Queren Kalombo, 17, passed her matric with not only Bachelors, but also as top student in her grade. Her outstanding results opened doors for a bright future studying medicine. But things were not handed to her on a plate, she shares her story:

“High school was hard because I had two brothers to measure up to. Both of them were top students and everyone expected me to be like them. When I didn’t make the top ten in the first term in grade 8, it was the comments that got to me.”

She felt particularly humiliated by one comment. One of the students at her school told her that she didn’t have to worry because she was a girl. “I felt defeated by them, it felt like they were saying because I’m a girl, I wasn’t as clever as my brothers. I was determined to prove them wrong.”

Queren surprised everyone by making it into the top ten and eventually to top student at her school. She credits her father for pushing her to keep trying.

Like most young teenagers, no one wants to be left out. Queren loved her noisy group of friends, but was moved out of her class of friends by her teachers to help her to focus.

“The teachers wanted to move me out of my class and put me in a quieter class. I was moved to a class where everyone was quiet, it was the top class. They were determined. I hated it, I was used to having people being disruptive, but eventually I focused and I became top student in the grade.”

However, she didn’t take her work seriously until another student confronted her.

“One of the students came to me and said: You are actually really clever, but you are not taking it seriously, you shouldn’t follow your friends. I was like: ‘Who are you to tell me?’ but I realised he was right.”

The matric ball might be the one thing that gets grade 12s excited, but it should never be more important than work. For Queren, it was the last of her worries:

“Everyone kept speaking about the matric ball. I was the only person who was not into it. I didn’t panic or care, I focused on my academics while everyone was busy getting shoes.”

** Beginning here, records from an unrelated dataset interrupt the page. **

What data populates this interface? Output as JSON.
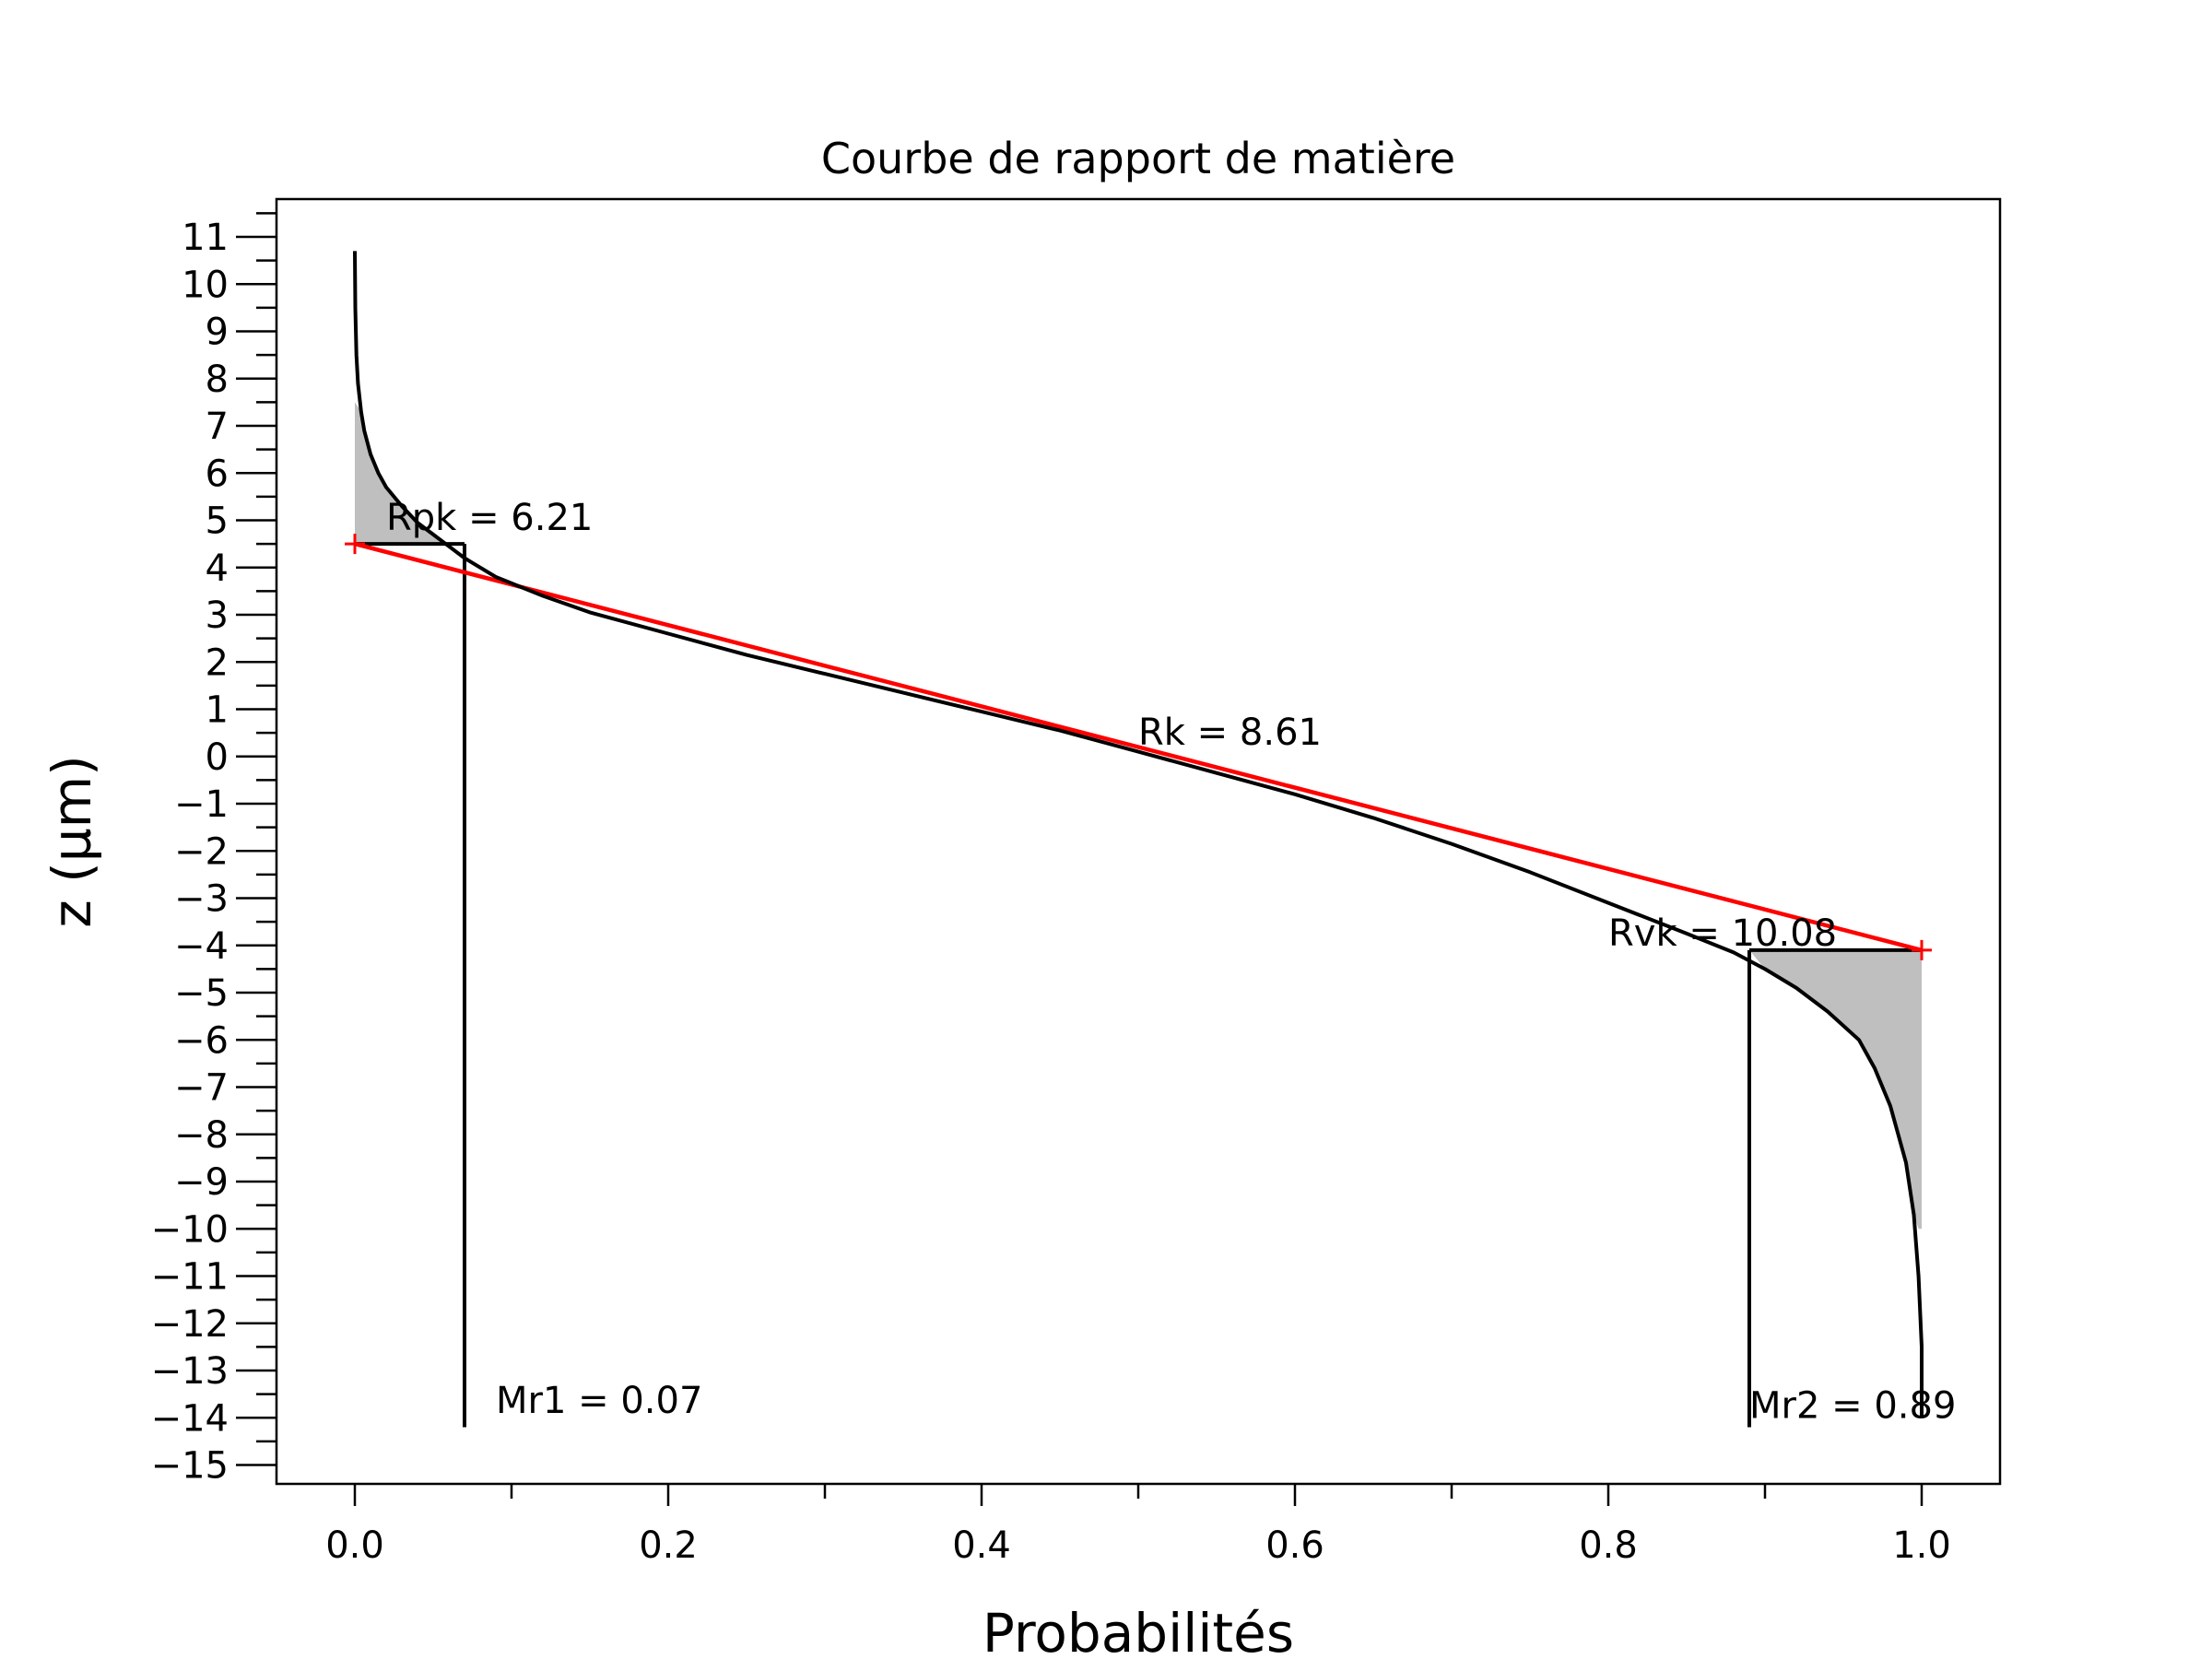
{
  "chart_data": {
    "type": "line",
    "title": "Courbe de rapport de matière",
    "xlabel": "Probabilités",
    "ylabel": "z (µm)",
    "xlim": [
      -0.05,
      1.05
    ],
    "ylim": [
      -15.4,
      11.8
    ],
    "x_ticks": [
      0.0,
      0.2,
      0.4,
      0.6,
      0.8,
      1.0
    ],
    "x_tick_labels": [
      "0.0",
      "0.2",
      "0.4",
      "0.6",
      "0.8",
      "1.0"
    ],
    "x_minor_ticks": [
      0.1,
      0.3,
      0.5,
      0.7,
      0.9
    ],
    "y_ticks": [
      11,
      10,
      9,
      8,
      7,
      6,
      5,
      4,
      3,
      2,
      1,
      0,
      -1,
      -2,
      -3,
      -4,
      -5,
      -6,
      -7,
      -8,
      -9,
      -10,
      -11,
      -12,
      -13,
      -14,
      -15
    ],
    "y_tick_labels": [
      "11",
      "10",
      "9",
      "8",
      "7",
      "6",
      "5",
      "4",
      "3",
      "2",
      "1",
      "0",
      "−1",
      "−2",
      "−3",
      "−4",
      "−5",
      "−6",
      "−7",
      "−8",
      "−9",
      "−10",
      "−11",
      "−12",
      "−13",
      "−14",
      "−15"
    ],
    "grid": false,
    "series": [
      {
        "role": "material-ratio-curve",
        "color": "#000000",
        "x": [
          0.0,
          0.0003,
          0.001,
          0.002,
          0.004,
          0.006,
          0.01,
          0.015,
          0.02,
          0.03,
          0.04,
          0.05,
          0.06,
          0.07,
          0.09,
          0.12,
          0.15,
          0.2,
          0.25,
          0.3,
          0.35,
          0.4,
          0.45,
          0.5,
          0.55,
          0.6,
          0.65,
          0.7,
          0.75,
          0.8,
          0.85,
          0.88,
          0.9,
          0.92,
          0.94,
          0.96,
          0.97,
          0.98,
          0.99,
          0.995,
          0.998,
          1.0,
          1.0
        ],
        "y": [
          10.7,
          9.5,
          8.5,
          7.9,
          7.3,
          6.9,
          6.4,
          6.0,
          5.7,
          5.3,
          4.95,
          4.7,
          4.45,
          4.2,
          3.8,
          3.4,
          3.05,
          2.6,
          2.15,
          1.75,
          1.35,
          0.95,
          0.55,
          0.1,
          -0.35,
          -0.8,
          -1.3,
          -1.85,
          -2.45,
          -3.1,
          -3.75,
          -4.15,
          -4.5,
          -4.9,
          -5.4,
          -6.0,
          -6.6,
          -7.4,
          -8.6,
          -9.7,
          -11.0,
          -12.5,
          -14.0
        ]
      },
      {
        "role": "equivalent-line",
        "color": "#ff0000",
        "x": [
          0.0,
          1.0
        ],
        "y": [
          4.5,
          -4.1
        ]
      }
    ],
    "markers": [
      {
        "x": 0.0,
        "y": 4.5,
        "shape": "+",
        "color": "#ff0000"
      },
      {
        "x": 1.0,
        "y": -4.1,
        "shape": "+",
        "color": "#ff0000"
      }
    ],
    "shaded_regions": [
      {
        "color": "#bfbfbf",
        "x": [
          0.0,
          0.0,
          0.004,
          0.01,
          0.02,
          0.03,
          0.04,
          0.05,
          0.06,
          0.07
        ],
        "y": [
          4.5,
          7.5,
          7.3,
          6.4,
          5.7,
          5.3,
          4.95,
          4.7,
          4.45,
          4.5
        ]
      },
      {
        "color": "#bfbfbf",
        "x": [
          0.89,
          0.9,
          0.92,
          0.94,
          0.96,
          0.97,
          0.98,
          0.99,
          0.995,
          0.998,
          1.0,
          1.0
        ],
        "y": [
          -4.1,
          -4.5,
          -4.9,
          -5.4,
          -6.0,
          -6.6,
          -7.4,
          -8.6,
          -9.7,
          -10.0,
          -10.0,
          -4.1
        ]
      }
    ],
    "reference_lines": [
      {
        "x": [
          0.0,
          0.07
        ],
        "y": [
          4.5,
          4.5
        ],
        "color": "#000000"
      },
      {
        "x": [
          0.07,
          0.07
        ],
        "y": [
          4.5,
          -14.2
        ],
        "color": "#000000"
      },
      {
        "x": [
          0.89,
          1.0
        ],
        "y": [
          -4.1,
          -4.1
        ],
        "color": "#000000"
      },
      {
        "x": [
          0.89,
          0.89
        ],
        "y": [
          -4.1,
          -14.2
        ],
        "color": "#000000"
      }
    ],
    "annotations": [
      {
        "text": "Rpk = 6.21",
        "x": 0.02,
        "y": 4.8
      },
      {
        "text": "Rk = 8.61",
        "x": 0.5,
        "y": 0.25
      },
      {
        "text": "Rvk = 10.08",
        "x": 0.8,
        "y": -4.0
      },
      {
        "text": "Mr1 = 0.07",
        "x": 0.09,
        "y": -13.9
      },
      {
        "text": "Mr2 = 0.89",
        "x": 0.89,
        "y": -14.0
      }
    ]
  }
}
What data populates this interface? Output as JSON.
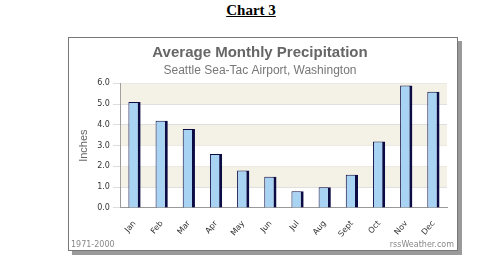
{
  "header": "Chart 3",
  "chart_data": {
    "type": "bar",
    "title": "Average Monthly Precipitation",
    "subtitle": "Seattle Sea-Tac Airport, Washington",
    "ylabel": "Inches",
    "annotations": [
      "1971-2000",
      "rssWeather.com"
    ],
    "categories": [
      "Jan",
      "Feb",
      "Mar",
      "Apr",
      "May",
      "Jun",
      "Jul",
      "Aug",
      "Sept",
      "Oct",
      "Nov",
      "Dec"
    ],
    "values": [
      5.1,
      4.2,
      3.8,
      2.6,
      1.8,
      1.5,
      0.8,
      1.0,
      1.6,
      3.2,
      5.9,
      5.6
    ],
    "color": "#a9d3f2",
    "ylim": [
      0,
      6
    ],
    "yticks": [
      {
        "value": 0,
        "label": "0.0"
      },
      {
        "value": 1,
        "label": "1.0"
      },
      {
        "value": 2,
        "label": "2.0"
      },
      {
        "value": 3,
        "label": "3.0"
      },
      {
        "value": 4,
        "label": "4.0"
      },
      {
        "value": 5,
        "label": "5.0"
      },
      {
        "value": 6,
        "label": "6.0"
      }
    ],
    "grid": true
  }
}
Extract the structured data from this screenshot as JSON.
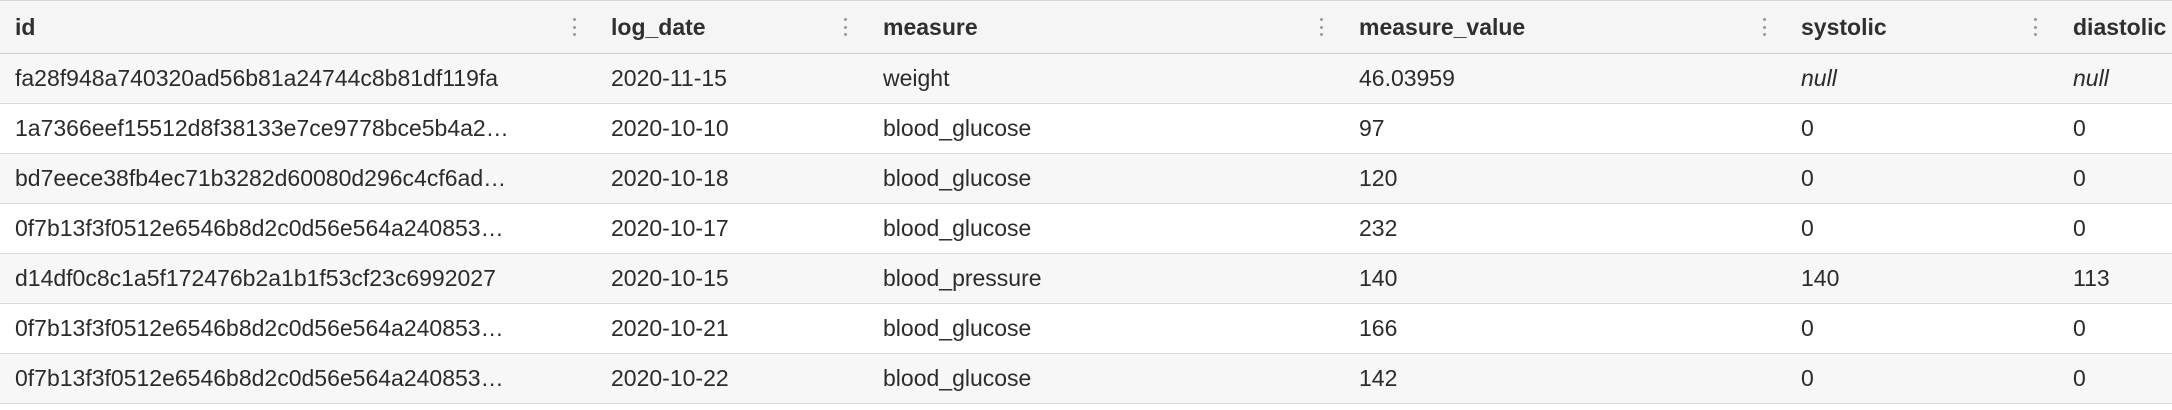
{
  "columns": [
    "id",
    "log_date",
    "measure",
    "measure_value",
    "systolic",
    "diastolic"
  ],
  "rows": [
    [
      "fa28f948a740320ad56b81a24744c8b81df119fa",
      "2020-11-15",
      "weight",
      "46.03959",
      "null",
      "null"
    ],
    [
      "1a7366eef15512d8f38133e7ce9778bce5b4a2…",
      "2020-10-10",
      "blood_glucose",
      "97",
      "0",
      "0"
    ],
    [
      "bd7eece38fb4ec71b3282d60080d296c4cf6ad…",
      "2020-10-18",
      "blood_glucose",
      "120",
      "0",
      "0"
    ],
    [
      "0f7b13f3f0512e6546b8d2c0d56e564a240853…",
      "2020-10-17",
      "blood_glucose",
      "232",
      "0",
      "0"
    ],
    [
      "d14df0c8c1a5f172476b2a1b1f53cf23c6992027",
      "2020-10-15",
      "blood_pressure",
      "140",
      "140",
      "113"
    ],
    [
      "0f7b13f3f0512e6546b8d2c0d56e564a240853…",
      "2020-10-21",
      "blood_glucose",
      "166",
      "0",
      "0"
    ],
    [
      "0f7b13f3f0512e6546b8d2c0d56e564a240853…",
      "2020-10-22",
      "blood_glucose",
      "142",
      "0",
      "0"
    ]
  ],
  "icons": {
    "column_menu": "kebab-icon"
  }
}
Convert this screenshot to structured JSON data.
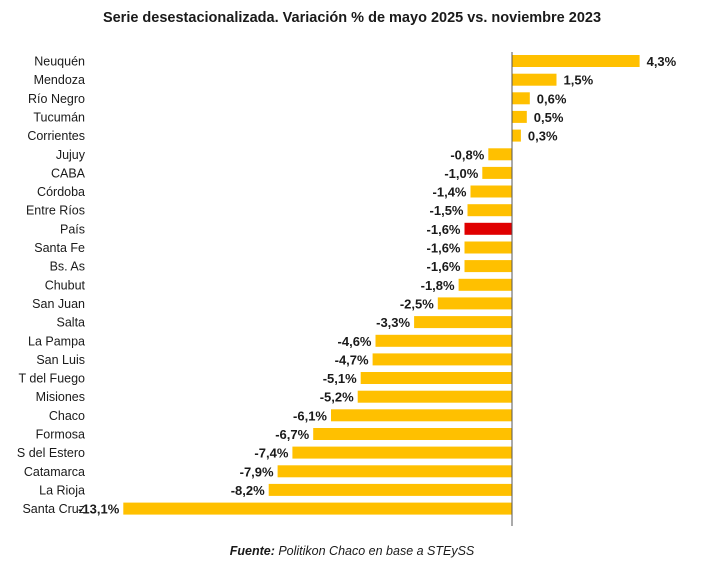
{
  "chart_data": {
    "type": "bar",
    "orientation": "horizontal",
    "title": "Serie desestacionalizada. Variación % de mayo 2025 vs. noviembre 2023",
    "categories": [
      "Neuquén",
      "Mendoza",
      "Río Negro",
      "Tucumán",
      "Corrientes",
      "Jujuy",
      "CABA",
      "Córdoba",
      "Entre Ríos",
      "País",
      "Santa Fe",
      "Bs. As",
      "Chubut",
      "San Juan",
      "Salta",
      "La Pampa",
      "San Luis",
      "T del Fuego",
      "Misiones",
      "Chaco",
      "Formosa",
      "S del Estero",
      "Catamarca",
      "La Rioja",
      "Santa Cruz"
    ],
    "values": [
      4.3,
      1.5,
      0.6,
      0.5,
      0.3,
      -0.8,
      -1.0,
      -1.4,
      -1.5,
      -1.6,
      -1.6,
      -1.6,
      -1.8,
      -2.5,
      -3.3,
      -4.6,
      -4.7,
      -5.1,
      -5.2,
      -6.1,
      -6.7,
      -7.4,
      -7.9,
      -8.2,
      -13.1
    ],
    "data_labels": [
      "4,3%",
      "1,5%",
      "0,6%",
      "0,5%",
      "0,3%",
      "-0,8%",
      "-1,0%",
      "-1,4%",
      "-1,5%",
      "-1,6%",
      "-1,6%",
      "-1,6%",
      "-1,8%",
      "-2,5%",
      "-3,3%",
      "-4,6%",
      "-4,7%",
      "-5,1%",
      "-5,2%",
      "-6,1%",
      "-6,7%",
      "-7,4%",
      "-7,9%",
      "-8,2%",
      "-13,1%"
    ],
    "highlight_category": "País",
    "xlim": [
      -13.1,
      4.3
    ],
    "grid": false,
    "colors": {
      "bar": "#FFC000",
      "highlight": "#E00000",
      "axis": "#555555"
    }
  },
  "source": {
    "label": "Fuente:",
    "text": " Politikon Chaco en base a STEySS"
  }
}
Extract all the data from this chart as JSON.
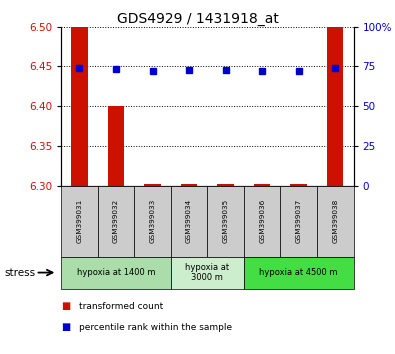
{
  "title": "GDS4929 / 1431918_at",
  "samples": [
    "GSM399031",
    "GSM399032",
    "GSM399033",
    "GSM399034",
    "GSM399035",
    "GSM399036",
    "GSM399037",
    "GSM399038"
  ],
  "red_values": [
    6.5,
    6.4,
    6.302,
    6.302,
    6.302,
    6.302,
    6.302,
    6.5
  ],
  "blue_values": [
    74,
    73.5,
    72,
    73,
    73,
    72,
    72,
    74
  ],
  "ylim_left": [
    6.3,
    6.5
  ],
  "ylim_right": [
    0,
    100
  ],
  "yticks_left": [
    6.3,
    6.35,
    6.4,
    6.45,
    6.5
  ],
  "yticks_right": [
    0,
    25,
    50,
    75,
    100
  ],
  "ytick_right_labels": [
    "0",
    "25",
    "50",
    "75",
    "100%"
  ],
  "groups": [
    {
      "label": "hypoxia at 1400 m",
      "start": 0,
      "end": 2,
      "color": "#aaddaa"
    },
    {
      "label": "hypoxia at\n3000 m",
      "start": 3,
      "end": 4,
      "color": "#cceecc"
    },
    {
      "label": "hypoxia at 4500 m",
      "start": 5,
      "end": 7,
      "color": "#44dd44"
    }
  ],
  "bar_color": "#cc1100",
  "blue_color": "#0000cc",
  "sample_bg": "#cccccc",
  "legend_red": "transformed count",
  "legend_blue": "percentile rank within the sample",
  "stress_label": "stress"
}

Queren had her heart set on medicine, but her world came to a standstill when she received news she did not expect…

“I applied at UCT and Stellenbosch University. I got rejected by both for medicine and accepted for my second choices. I started panicking. I didn’t know what I wanted to do. We called Stellenbosch University, it turned out I was rejected because I was not a South African citizen and needed to apply for a residence permit because I was from the DRC, even though I moved to South Africa when I was two. It was the law of the country.”

After the news, her father went to a lawyer and they sent all her home affairs documents to SU and Stellenbosch reopened her application.

Her family was supportive of every step during her journey. She explains how her brother Jonathan, was her mentor during the year. He gave her advice and on ways to improve her English, using movies:

“He made me write essays. He told me every day to write an essay about the movies I watched. Because I watched movies every day, it worked because my essays improved.”

Ever had those moments in the classroom when you don’t understand a single thing the teacher is saying, but are too scared to ask? Queren would have none of it, she would persist until she understood:

“With physics I would demand my teacher go over sections the class didn’t teach, the others were too scared to ask. I stayed behind to do physics, I did what I could to get an A for physics.”

That contentment, knowing one did their best in the finals, is a feeling she felt as she explains:

“I was happy when I finished. I was grateful knowing I gave it my best. This was all I could give, this was my best. I was proud, some of my friends were disappointed, but I was happy knowing I gave it my all.”

Queren’s parents are both nurses, but her love for medicine goes deeper than her parents’ roots, she explains:
“I’ve never been into a hospital, because I never was seriously ill. When I was in grade 4 I went with my mother to a hospital, that is when a doctor walked up to me and handed me a lollipop. He was so kind and I asked him what he did. He told me he makes people feel better when they’re sick. I was amazed. That’s when I knew I wanted to be someone that makes others feel better.”

She continues explaining that the love and desire to help people never left her, in fact it rekindled after the death of a close family friend.

“A friend of mine from Congo was stabbed, and because he never got any medical attention, he died. It made me want to be a doctor to solve those issues. I wanted to be able to fix that problem, helping people in situations like he was in.”

During the third term of her matric year, she was still not sure where she would study the following year. She continued working as usual on improving her marks.

“I had just come home feeling depressed, but then I saw an email from Stellenbosch University, accepting me for medicine and offered me a bursary. I dropped my phone and ran to tell my family, they were excited and my mom couldn’t stop talking about the bursary.”

She gives her final words of advice to matriculants of 2018 and those to come:

“Don’t ever settle for the mediocre. Always strive to do your utmost best. Keep pushing yourself. Don’t think, because your friends are partying, that you need to do that, stay focused. There will be discouragements or frustrations along the way. Don’t give up, take it one step at a time. Sleep enough to be fresh during the day.”

Hard work and dedication surely pays off and Queren is proof of that. It doesn’t matter your race, age or gender if you truly want something, go after it.